Açıkçası bu sorunun mantıken geçerli bir soru olduğunu zannetmiyorum. Bilim ile felsefe arasında kesin bir ayrım olabileceği, bunların birbirinden bağımsızlaştırılabilir şeyler olduğu gibi varsayımlar var gibi sezinleniyor. Fakat bilim de, felsefe de realiteyi anlamak için sistematik analiz yapma, gerçekliği en iyi açıklayan hikayeleri anlatma çabası. Hatta, bilimin felsefenin bir alt dalı olduğu dahi söylenebilir ki özünde bu ifadenin yanlış olduğunu zannetmiyorum.

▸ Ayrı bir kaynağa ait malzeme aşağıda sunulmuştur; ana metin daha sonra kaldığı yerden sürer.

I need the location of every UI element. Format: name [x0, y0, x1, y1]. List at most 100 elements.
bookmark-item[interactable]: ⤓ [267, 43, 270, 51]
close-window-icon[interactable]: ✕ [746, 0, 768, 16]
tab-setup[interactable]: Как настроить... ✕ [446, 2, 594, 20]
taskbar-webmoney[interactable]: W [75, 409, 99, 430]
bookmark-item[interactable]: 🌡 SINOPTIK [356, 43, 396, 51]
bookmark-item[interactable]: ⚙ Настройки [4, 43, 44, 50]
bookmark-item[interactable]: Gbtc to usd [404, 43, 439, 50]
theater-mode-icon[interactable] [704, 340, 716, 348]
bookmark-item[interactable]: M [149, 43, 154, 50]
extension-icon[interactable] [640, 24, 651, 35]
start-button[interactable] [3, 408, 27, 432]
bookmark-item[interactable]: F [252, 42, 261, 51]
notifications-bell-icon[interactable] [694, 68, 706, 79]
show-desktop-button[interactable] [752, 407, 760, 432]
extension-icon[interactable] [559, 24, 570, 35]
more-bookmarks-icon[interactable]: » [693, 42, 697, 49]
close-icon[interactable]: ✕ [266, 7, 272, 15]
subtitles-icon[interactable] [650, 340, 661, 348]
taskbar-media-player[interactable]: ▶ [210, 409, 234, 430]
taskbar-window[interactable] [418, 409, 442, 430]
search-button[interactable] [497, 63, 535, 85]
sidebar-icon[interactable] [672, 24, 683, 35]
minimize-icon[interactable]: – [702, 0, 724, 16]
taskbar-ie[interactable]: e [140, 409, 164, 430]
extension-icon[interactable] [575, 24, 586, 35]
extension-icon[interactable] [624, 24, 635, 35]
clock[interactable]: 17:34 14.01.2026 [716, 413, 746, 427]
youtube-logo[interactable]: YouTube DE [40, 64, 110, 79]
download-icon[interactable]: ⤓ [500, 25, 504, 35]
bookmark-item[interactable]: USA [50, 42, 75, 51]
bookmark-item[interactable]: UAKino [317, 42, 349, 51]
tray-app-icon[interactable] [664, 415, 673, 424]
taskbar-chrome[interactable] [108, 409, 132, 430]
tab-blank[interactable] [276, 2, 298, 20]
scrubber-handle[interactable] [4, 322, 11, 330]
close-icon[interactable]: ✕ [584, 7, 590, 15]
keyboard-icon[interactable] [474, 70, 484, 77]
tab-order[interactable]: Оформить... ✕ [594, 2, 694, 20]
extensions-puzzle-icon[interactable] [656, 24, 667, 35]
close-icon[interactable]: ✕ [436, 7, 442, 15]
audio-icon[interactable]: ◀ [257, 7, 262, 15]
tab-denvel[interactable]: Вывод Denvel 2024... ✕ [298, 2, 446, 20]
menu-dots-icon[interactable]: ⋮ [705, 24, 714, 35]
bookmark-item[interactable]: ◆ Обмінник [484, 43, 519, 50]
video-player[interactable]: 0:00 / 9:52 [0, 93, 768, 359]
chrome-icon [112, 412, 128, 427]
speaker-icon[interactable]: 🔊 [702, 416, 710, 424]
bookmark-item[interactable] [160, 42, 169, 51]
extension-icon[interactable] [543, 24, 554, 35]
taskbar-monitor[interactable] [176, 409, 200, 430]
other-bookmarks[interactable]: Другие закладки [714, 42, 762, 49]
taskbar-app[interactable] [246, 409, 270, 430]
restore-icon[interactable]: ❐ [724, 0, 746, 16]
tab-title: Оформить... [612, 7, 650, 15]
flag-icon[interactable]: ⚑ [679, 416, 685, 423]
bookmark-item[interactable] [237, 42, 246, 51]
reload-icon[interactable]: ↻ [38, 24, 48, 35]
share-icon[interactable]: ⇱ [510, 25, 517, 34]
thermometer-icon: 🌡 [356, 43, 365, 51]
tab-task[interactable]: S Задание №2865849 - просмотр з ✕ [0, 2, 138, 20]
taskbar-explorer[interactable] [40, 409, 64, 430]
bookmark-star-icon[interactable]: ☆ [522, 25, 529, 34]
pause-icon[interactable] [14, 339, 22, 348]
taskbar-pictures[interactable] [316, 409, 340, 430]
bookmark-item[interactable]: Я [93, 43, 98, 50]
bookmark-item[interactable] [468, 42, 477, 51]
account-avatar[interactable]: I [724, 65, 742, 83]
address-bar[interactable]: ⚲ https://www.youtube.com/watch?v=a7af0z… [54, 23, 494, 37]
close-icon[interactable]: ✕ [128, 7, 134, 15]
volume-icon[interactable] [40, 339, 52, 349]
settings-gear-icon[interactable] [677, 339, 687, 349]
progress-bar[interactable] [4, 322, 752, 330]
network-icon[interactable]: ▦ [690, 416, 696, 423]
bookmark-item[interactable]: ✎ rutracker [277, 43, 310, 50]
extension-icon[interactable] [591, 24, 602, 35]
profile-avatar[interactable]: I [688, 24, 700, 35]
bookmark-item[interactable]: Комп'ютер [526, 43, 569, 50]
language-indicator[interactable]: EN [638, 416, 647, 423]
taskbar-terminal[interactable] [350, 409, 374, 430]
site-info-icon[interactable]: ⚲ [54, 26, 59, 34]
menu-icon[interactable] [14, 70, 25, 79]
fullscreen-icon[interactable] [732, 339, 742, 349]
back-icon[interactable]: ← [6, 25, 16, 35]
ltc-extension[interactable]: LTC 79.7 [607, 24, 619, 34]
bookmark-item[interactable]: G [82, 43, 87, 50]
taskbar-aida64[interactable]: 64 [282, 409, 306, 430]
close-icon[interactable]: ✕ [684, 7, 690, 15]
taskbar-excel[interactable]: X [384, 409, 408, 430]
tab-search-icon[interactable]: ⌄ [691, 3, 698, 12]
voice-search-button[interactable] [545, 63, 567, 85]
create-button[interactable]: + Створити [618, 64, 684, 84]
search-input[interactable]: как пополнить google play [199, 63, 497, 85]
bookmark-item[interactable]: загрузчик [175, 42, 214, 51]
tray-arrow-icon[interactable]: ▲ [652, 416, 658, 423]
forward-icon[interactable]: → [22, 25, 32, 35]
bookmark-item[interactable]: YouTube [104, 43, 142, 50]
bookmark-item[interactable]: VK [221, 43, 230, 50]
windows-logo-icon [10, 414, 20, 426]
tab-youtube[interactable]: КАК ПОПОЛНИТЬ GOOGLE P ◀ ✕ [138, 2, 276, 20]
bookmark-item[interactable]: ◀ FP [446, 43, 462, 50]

Gerçeklik var olmaya devam ettiği sürece, hem felsefe hem bilim birbirinden ayrılamaz biçimde var olmaya devam eder. İnsanların sadece bilim yaptığı bir dünyada dahi felsefe zorunlu, çünkü kanıt nedir, gerekçelendirme nedir, bunlar nasıl elde edilir vb. epistemolojinin konusu ve epistemolojik ölçütleri bilmeden bilim imkansız hale gelir. Diyelim, Bayesian bir şekilde sıklığı kanıt olarak ele alsak bile bilimden kopmamak için, bunun neden kanıt sayıldığını açıklayabilmek için epistemolojiye başvurmak zorundayız.
Bunun tam tersi de aynı derecede geçerli. İyi felsefe yapabilmek için interdisipliner çalışmak, hem doğa bilimlerini hem toplumbilimleri iyi bilmek gerekiyor. Bunlara dair bilgi olmadan felsefenin yapılması da zorlaşıyor ya da imkansız hale geliyor.
Yeterince açık olabildim mi emin değilim, ama umarım sorunun neden pek bir anlam ifade etmediğini ve bu ikisinin birbirleriyle ayrılmaz biçimde birlik olduğunu anlatabilmişimdir.